E così eccola, davanti a me. L'amante di mio marito. La più recente. Se ne sta ferma con la schiena appoggiata alla porta, in silenzio. Appare impaurita, quasi indifesa. E inizialmente credevo fosse proprio così, perchè ho sempre considerato le ''conquiste'' di Eric come delle prede, delle vittime. Le pedine dei suoi giochi perversi.
Ma questa ragazza non è niente di tutto ciò.
Le prede non osano entrare nella tana del predatore. E dato che nel mondo animale accade piuttosto il contrario, mi chiedo se allora non sono proprio io, la preda.
Dovrei temerla?
La ragazza alza lo sguardo e una luce scintilla nelle sue iridi nere.
É bella, devo ammetterlo. Con la sua pelle scura e le gambe lunghe e sode. Ha l'eleganza di una pantera. La disinvoltura tipica delle persone risolute.
Apre bocca per rompere il silenzio. Ma se c'è una cosa che ho imparato bene, in questo luogo selvaggio, è che sei vuoi vincere devi attaccare per prima.
Così la prendo in contropiede e muovo un passo verso di lei.
«Ne ha avute altre, è vero...» La mia voce esce leggermente più forte di un sussurro. «Ma nessuna è mai venuta da me. Non so se tu sia coraggiosa o semplicemente stupida. E non so ancora se ritenermi compiaciuta oppure insultata.»
Nella camera cala nuovamente il silenzio. É insopportabile. Mi fa pensare che questo posto sia troppo piccolo per noi due. E non sto parlando dell'appartamento, se così si potrebbe definire il tugurio buio in cui mi sono ridotta a vivere, ma dell'intera città.
Cosa ci fa lei qui? Non vede che si rende ridicola? Non solo ha il coraggio di stare con Eric, ma ha anche la faccia tosta di venirmi a sbattere il suo bel visino sotto gli occhi. Deve avere del fegato, questo glielo concedo. Ma purtroppo per lei, non ci può essere nessuna competizione. Io sono una donna e la moglie dell'uomo conteso, mentre lei è solo una ragazzina nonchè l'ultima delle amanti.
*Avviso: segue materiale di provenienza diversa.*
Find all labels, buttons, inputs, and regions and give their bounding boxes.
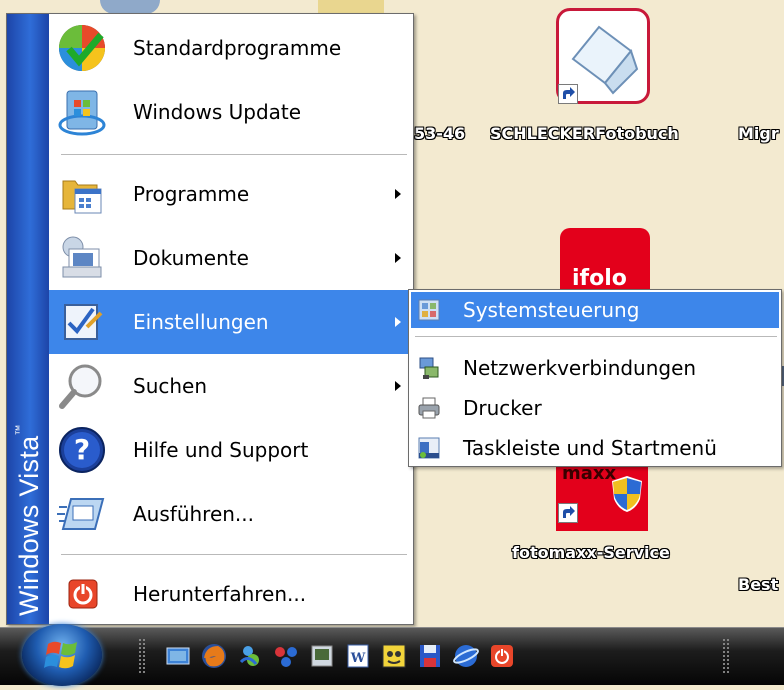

La vedo riaprire bocca, per poi richiuderla di colpo. Tira un lungo sospiro, schiude le labbra, e le parole che sento fuoriuscire mi spiazzano.
«Mi dispiace.» Dice con gli occhi carichi di commiserazione.
Cosa? No, non può essere. Ho capito che cosa gli frullava nel cervello. Lo stesso mio pensiero, solo al contrario. E cioè che sono io, che non ho paragoni con lei. Che sono io a dover avere paura di lei.
«No, no, no bellina.» Sputo fuori in un sibilo minaccioso. «Tu non proverai compassione per me. Non osare pensare di fare una cosa del genere.»
«Non sto provando compassione.»
«Ma neanche mi odi.»
«E perchè dovrei farlo?» No, lei non ha paura. Non di me, almeno. «Perchè sei arrivata prima di me? Perchè Eric ti ha sposata quando ancora non mi conosceva?»
Vorrei piangere, ma non lo farò. Così rido.
«Tesoro mio, tu non sai niente.» Dico accarezzando lo schienale del divano. Logoro e vecchio, proprio come mi sento io in questo momento, che sono stata usata solo quando faceva comodo. «Eric mi avrebbe sposata anche se vi foste conosciuti prima.»
«Perchè sarebbe stato costretto a farlo.»
La risposta mi fa vacillare appena. A quanto pare sa molto di più di quello che dovrebbe sapere.
Strano.
Ma mi riprendo subito. Mai mostrare al nemico che è sulla strada giusta per ferirti.
«Come ti chiami?» Chiedo puntando gli occhi nei suoi e ingoiando la paura nelle profondità delle viscere.
«Christina.» Risponde lei con uno sguardo truce.
«Va bene, Christina. Di solito mi basta interpretare la parte della moglie gelosa e antipatica, per fare scappare a gambe levate le puttanelle che si scopa, ma evidentemente con te non funziona.»
«Io ed Eric non scopiamo.» Ringhia.
Colpita, penso, e non posso fare a meno di sollevare gli angoli della bocca in un ghigno.
«A no? E cosa fate quando passi la notte da lui? Costruite una tenda con le lenzuola e giocate a Cowboy e Indiani?»
«Non... Non è così semplice...»
«Ascoltami, voglio aiutarti perchè mi sembri una brava ragazza, davvero. Mi dispiacerebbe se ti facesse altro male...»
«Oh ma smettila.» Mi interrompe lei, sfrontata. «Non sono venuta qui per sentirmi raccontare la favoletta. Qualsiasi cosa mi dirai non sarà di certo perchè ti interessa davvero il mio bene.»
«Sei sveglia.»
«Più di quanto immagini.»
«E va bene, allora dimmi, lo sapevi vero che tu non sei la prima? Che ne ho viste passare tante altre, prima di te...»
«Sì.» Ammette Christina, con gli occhi lucidi. «Eric non me l'ha mai detto, ovviamente. Ma io credo di averlo sempre saputo.»
«E tutte hanno fatto la stessa fine.» Abbasso la voce, finchè diventa poco più di un bisbiglio. «Ne sceglie una, e non chiedermi con quale criterio. Bionda, alta, muscolosa, bruna, bassa. Per lui fa lo stesso, a quanto pare. Dopodichè inizia il corteggiamento. Il modus operandi è sempre lo stesso. Bevanda alcolica al locale di fiducia - quello dove sa che nessuno farà domande - giretto sulla zip-line e poi dritti verso il tetto. Scendono dal lucernario per atterrare direttamente sul suo letto.»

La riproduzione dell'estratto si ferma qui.